As the title suggests, I’m able to run a higher version of CUDA in a container than the host drivers allow and test computations seem to come out fine. I want to understand if there is some undocumented support for forward compatibility with containers or if I’m just lucky it hasn’t broken yet. The details:
Host system
OS: Ubuntu 18.04.3 LTS
NVIDIA Driver: 440.33.01 (acquired via nvidia-smi
)
CUDA max supported version: 10.2 (acquired via nvidia-smi
)
CUDA actual version installed: 9.1.85 (acquired via nvcc --version)
Container
Base Image: nvidia/cuda:11.3-devel or nvcr.io/nvidia/pytorch:21.06-py3 (I’ve tried this with both and the results were the same)
NVIDIA Driver: 440.33.01 (acquired via nvidia-smi
)
CUDA max supported version: 11.3 (acquired via nvidia-smi
)
CUDA actual version installed: 11.3.109 (acquired via nvcc --version)
All gpus from the host are passed to the container (5 total)

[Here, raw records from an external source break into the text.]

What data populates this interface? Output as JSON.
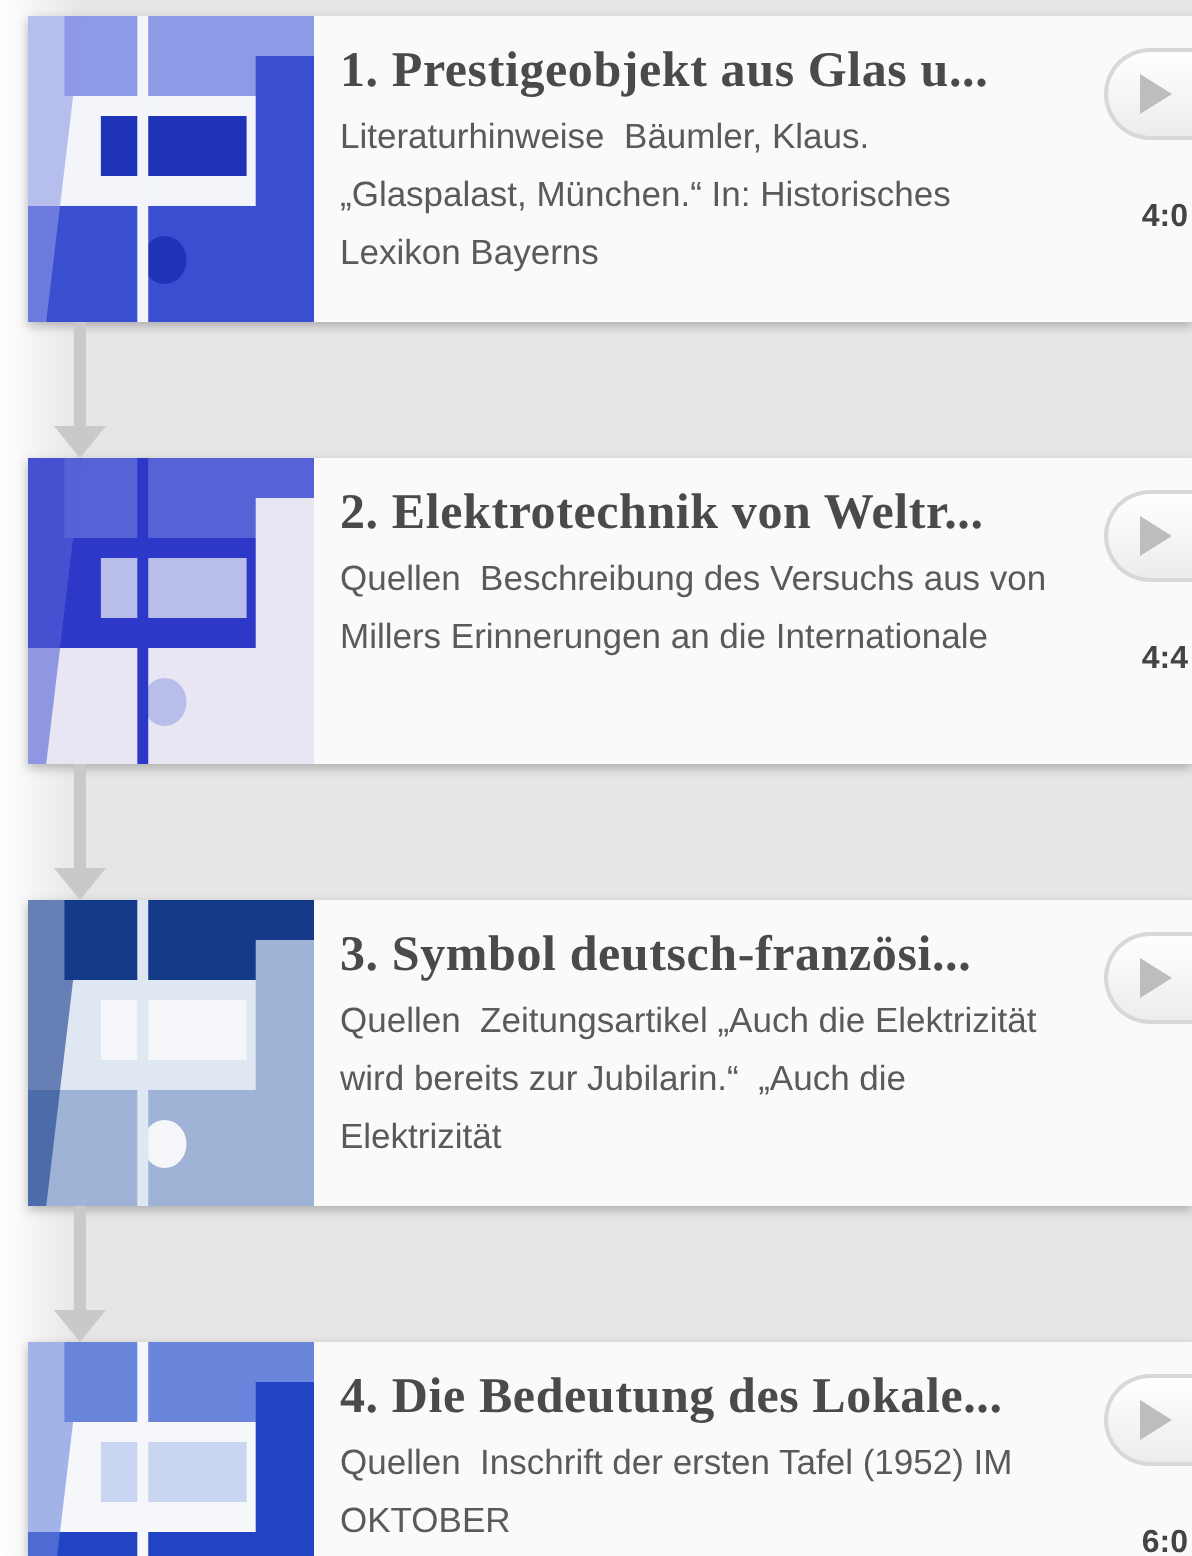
{
  "items": [
    {
      "title": "1. Prestigeobjekt aus Glas u...",
      "text": "Literaturhinweise  Bäumler, Klaus. „Glaspalast, München.“ In: Historisches Lexikon Bayerns",
      "duration": "4:0"
    },
    {
      "title": "2. Elektrotechnik von Weltr...",
      "text": "Quellen  Beschreibung des Versuchs aus von Millers Erinnerungen an die Internationale",
      "duration": "4:4"
    },
    {
      "title": "3. Symbol deutsch-französi...",
      "text": "Quellen  Zeitungsartikel „Auch die Elektrizität wird bereits zur Jubilarin.“  „Auch die Elektrizität"
    },
    {
      "title": "4. Die Bedeutung des Lokale...",
      "text": "Quellen  Inschrift der ersten Tafel (1952) IM OKTOBER",
      "duration": "6:0"
    }
  ]
}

To test whether I would still be able to use CUDA in pytorch, I tried all the usual pytorch cuda commands (torch.cuda.is_available()
, torch.cuda.device(0)
, torch.cuda.get_device_name(0)
, etc and I ran the simple example at the top of this pytorch page. All of these tests were successful.
Could I really be running CUDA 11.3 in the container when the host driver doesn’t support it? Could the 11.3 be misreported or is it just luck that I haven’t encountered an error yet?